It’s interesting how both computer malware and human viruses foster omnipotent abilities in minds of people trying to do the right thing, making legend of an unbeatable vex.
That disrupting the status-quo means an enemy uses exceptional methods, when it’s only a remix of vectors.
See the absolutist treatment by some of all outside air as now infected with particles. In their exhausting vigilance, they are not seeing the threat.

At the same time, the denigration of masks as protection.
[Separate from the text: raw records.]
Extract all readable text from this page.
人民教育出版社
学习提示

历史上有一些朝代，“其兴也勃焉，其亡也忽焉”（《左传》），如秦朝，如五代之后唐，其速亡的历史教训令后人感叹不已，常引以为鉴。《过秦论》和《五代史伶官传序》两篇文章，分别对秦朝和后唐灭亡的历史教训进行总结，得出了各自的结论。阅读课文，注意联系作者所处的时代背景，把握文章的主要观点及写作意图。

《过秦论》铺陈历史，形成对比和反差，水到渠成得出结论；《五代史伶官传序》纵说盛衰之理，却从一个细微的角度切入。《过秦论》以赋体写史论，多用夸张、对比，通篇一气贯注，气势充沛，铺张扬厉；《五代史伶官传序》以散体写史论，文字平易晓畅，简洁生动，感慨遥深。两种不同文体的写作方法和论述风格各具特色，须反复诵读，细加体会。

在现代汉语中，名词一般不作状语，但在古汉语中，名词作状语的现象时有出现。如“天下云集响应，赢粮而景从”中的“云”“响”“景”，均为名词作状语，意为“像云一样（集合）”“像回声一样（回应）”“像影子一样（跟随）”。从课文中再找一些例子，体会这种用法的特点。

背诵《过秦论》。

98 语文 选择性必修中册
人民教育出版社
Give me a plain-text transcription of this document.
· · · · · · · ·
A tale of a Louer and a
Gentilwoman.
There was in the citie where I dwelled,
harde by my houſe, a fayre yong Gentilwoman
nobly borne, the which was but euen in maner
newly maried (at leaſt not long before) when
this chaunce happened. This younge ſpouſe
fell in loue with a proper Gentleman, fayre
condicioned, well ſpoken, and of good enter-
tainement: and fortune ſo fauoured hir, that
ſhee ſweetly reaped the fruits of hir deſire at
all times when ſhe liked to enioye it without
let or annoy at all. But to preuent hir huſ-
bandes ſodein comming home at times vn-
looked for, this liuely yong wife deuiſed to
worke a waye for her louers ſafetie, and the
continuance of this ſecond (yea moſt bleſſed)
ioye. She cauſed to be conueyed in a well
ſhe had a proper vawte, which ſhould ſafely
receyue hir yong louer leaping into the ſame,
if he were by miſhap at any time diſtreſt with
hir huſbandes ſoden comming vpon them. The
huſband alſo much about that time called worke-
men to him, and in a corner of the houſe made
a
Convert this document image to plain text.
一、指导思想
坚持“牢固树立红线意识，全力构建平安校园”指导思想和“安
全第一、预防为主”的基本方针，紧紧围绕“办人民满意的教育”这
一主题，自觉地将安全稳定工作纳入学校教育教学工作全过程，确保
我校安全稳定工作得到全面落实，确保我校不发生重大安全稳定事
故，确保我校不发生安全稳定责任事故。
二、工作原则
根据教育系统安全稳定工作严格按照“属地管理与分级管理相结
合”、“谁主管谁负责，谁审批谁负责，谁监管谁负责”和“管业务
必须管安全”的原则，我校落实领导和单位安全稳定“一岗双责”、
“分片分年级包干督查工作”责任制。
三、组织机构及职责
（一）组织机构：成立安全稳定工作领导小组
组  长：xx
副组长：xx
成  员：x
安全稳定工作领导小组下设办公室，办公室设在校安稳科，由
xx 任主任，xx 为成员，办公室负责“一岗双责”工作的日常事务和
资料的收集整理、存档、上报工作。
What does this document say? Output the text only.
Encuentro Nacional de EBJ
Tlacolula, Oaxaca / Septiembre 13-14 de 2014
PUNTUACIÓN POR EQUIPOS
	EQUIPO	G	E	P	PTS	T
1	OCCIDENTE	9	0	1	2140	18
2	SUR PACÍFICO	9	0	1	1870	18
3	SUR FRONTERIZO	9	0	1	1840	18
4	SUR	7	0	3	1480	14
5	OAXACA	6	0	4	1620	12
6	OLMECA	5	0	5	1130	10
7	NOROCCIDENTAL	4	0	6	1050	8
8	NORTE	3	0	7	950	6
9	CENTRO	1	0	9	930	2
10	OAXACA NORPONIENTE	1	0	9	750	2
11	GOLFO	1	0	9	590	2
They see 500,000 dead but the solution is just paper masks and ritual?
I would circle this back to computer networks and their defense by well-understood and relatively simple to implement technologies, however it’s probably in poor taste compared to the magnitude of human impact.
But god damn does it rhyme with the news about COVID19 response.
The key behaviors for protection of any well-understood system are consistently unremarkable, in comparison to the novelty of threats they can effectively address without specific knowledge of them.
It is precisely that these protections are unremarkable that makes them powerful, and vice-versa.
Because they are reproducible and generic they do not appear as a targeted solution, and because they do not have a specific target they are not laudable as components of winning.
Routine and generic behaviors in defense by definition do not have a measurable win condition, except the status-quo which is already assumed.
A storm drain that does not clog is not a success, it’s just infrastructure that didn’t fail. There’s no “it would have clogged” counter.
Now, just because you don’t have measurable protection-specific counters, doesn’t mean you cannot demonstrate great value especially in comparison to the past or others.
But many people who just want to protect things aren’t good at aggregating the meta-results or arguing them.